The conservative donor network founded by billionaire brothers Charles and David Koch says it is entering the 2024 Republican presidential primary in an effort to “turn over a new leaf” and “write a new chapter for our country.”
In a memo released Sunday, Americans for Prosperity said it would support more candidates in light of the GOP’s disappointing performance in the 2022 midterm elections.
“The Republican Party is nominating bad candidates who support things that go against basic American principles. And the American people are rejecting them,” wrote the group’s CEO, Emily Seidel.
Seidel said Americans for Prosperity seeks to endorse a candidate in the 2024 GOP presidential primary “who can lead our country forward and who can win.”
“So the best thing for the country would be to have a president in 2025 who represents a new chapter,” Seidel wrote. “The American people have shown they are ready to move forward, and so AFP will help them do that.”
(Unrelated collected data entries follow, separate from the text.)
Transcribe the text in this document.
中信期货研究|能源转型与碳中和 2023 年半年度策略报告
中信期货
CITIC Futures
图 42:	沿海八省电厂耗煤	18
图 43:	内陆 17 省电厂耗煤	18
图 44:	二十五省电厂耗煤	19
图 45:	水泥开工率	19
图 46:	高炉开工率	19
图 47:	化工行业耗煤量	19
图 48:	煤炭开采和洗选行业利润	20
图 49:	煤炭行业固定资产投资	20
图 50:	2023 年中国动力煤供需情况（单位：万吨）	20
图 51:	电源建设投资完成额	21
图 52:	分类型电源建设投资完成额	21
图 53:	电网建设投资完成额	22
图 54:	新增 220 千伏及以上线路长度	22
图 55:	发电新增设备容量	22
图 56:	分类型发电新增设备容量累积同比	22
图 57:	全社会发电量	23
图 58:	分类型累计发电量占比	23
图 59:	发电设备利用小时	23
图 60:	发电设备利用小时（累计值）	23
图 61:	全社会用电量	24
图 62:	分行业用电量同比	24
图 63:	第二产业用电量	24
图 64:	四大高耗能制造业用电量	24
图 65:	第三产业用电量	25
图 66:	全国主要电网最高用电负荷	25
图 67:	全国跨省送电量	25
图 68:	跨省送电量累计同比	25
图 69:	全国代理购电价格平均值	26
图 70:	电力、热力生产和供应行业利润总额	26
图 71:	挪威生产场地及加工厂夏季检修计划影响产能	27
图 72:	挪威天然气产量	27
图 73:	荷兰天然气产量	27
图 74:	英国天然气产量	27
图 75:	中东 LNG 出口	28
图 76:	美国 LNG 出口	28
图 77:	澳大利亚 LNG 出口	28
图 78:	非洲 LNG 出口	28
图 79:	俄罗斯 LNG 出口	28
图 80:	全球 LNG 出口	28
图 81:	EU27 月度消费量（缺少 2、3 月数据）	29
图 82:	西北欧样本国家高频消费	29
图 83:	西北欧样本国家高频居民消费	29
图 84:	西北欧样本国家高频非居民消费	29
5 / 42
The AFP memo doesn’t directly mention former President Donald Trump, but it comes months after disappointing performances by Trump-endorsed candidates in the 2022 midterm elections cost GOP seats in major state swing races.
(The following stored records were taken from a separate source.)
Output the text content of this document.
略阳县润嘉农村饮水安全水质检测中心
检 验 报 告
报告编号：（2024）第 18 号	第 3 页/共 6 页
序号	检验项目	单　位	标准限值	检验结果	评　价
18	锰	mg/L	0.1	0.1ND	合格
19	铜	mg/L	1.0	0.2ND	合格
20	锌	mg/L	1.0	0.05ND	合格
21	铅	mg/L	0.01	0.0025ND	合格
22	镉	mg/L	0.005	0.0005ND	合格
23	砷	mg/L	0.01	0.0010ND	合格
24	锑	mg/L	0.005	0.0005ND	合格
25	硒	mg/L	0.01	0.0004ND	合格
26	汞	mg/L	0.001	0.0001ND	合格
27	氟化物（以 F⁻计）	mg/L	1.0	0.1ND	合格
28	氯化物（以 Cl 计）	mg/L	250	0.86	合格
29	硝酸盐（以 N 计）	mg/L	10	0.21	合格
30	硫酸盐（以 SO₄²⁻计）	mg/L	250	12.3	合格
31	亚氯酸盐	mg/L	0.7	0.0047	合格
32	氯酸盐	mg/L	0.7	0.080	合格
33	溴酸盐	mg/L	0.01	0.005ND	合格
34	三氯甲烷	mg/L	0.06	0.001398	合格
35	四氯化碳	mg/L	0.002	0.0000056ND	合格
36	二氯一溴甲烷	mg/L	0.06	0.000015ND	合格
The AFP’s decision to get involved in the GOP primary marks a significant shift in strategy after missing the two most recent White House nomination battles.
Trump and the AFP have clashed in recent years after Charles Koch refused to spend the network’s money to influence the 2016 presidential election in Trump’s favor.
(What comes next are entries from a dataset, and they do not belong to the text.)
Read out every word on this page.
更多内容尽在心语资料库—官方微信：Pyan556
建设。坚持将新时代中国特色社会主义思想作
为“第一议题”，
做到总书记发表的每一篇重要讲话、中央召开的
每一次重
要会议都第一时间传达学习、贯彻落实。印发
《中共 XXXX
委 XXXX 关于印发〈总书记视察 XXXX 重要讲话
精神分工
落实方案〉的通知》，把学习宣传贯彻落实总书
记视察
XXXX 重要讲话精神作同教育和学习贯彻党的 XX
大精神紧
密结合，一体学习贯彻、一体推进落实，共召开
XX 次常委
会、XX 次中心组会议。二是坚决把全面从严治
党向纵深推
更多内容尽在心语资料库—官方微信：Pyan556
After Trump took office, top AFP leaders in 2018 vented about their frustrations with the direction of the Republican Party during Trump’s presidency as they attempted to rebrand the organization by vowing to be less partisan and work with elected officials across the political spectrum to advance their political priorities.
In a series of tweets in 2018, Trump hit back at the group Koch backed for saying he would distance himself from the then president and other prominent Republicans who don’t support their agenda. “The globalist Koch Brothers, who have become a total joke in true republican circles, are against strong borders and powerful trade. I’ve never sought their support as I don’t need their money or bad ideas,” Trump tweeted.
Tensions between Trump and AFP were also prevalent during the 2022 midterm election cycle, with Trump’s and AFP’s respective candidates clashing in the race for governor of Nebraska and the congressional races of Michigan and South Carolina .
The influential Club for Growth, which had previously sided with Trump, and other major donors have also distanced themselves from the former president. The group clashed with Trump in the 2022 midterm backing several candidates in the Ohio and Pennsylvania Senate primaries. In an interview with Axios last month, Club for Growth president David McIntosh said that “it’s time for a new standard bearer who believes and will fight for free market principles” and that the group is “just focused on different things ” compared to Trump.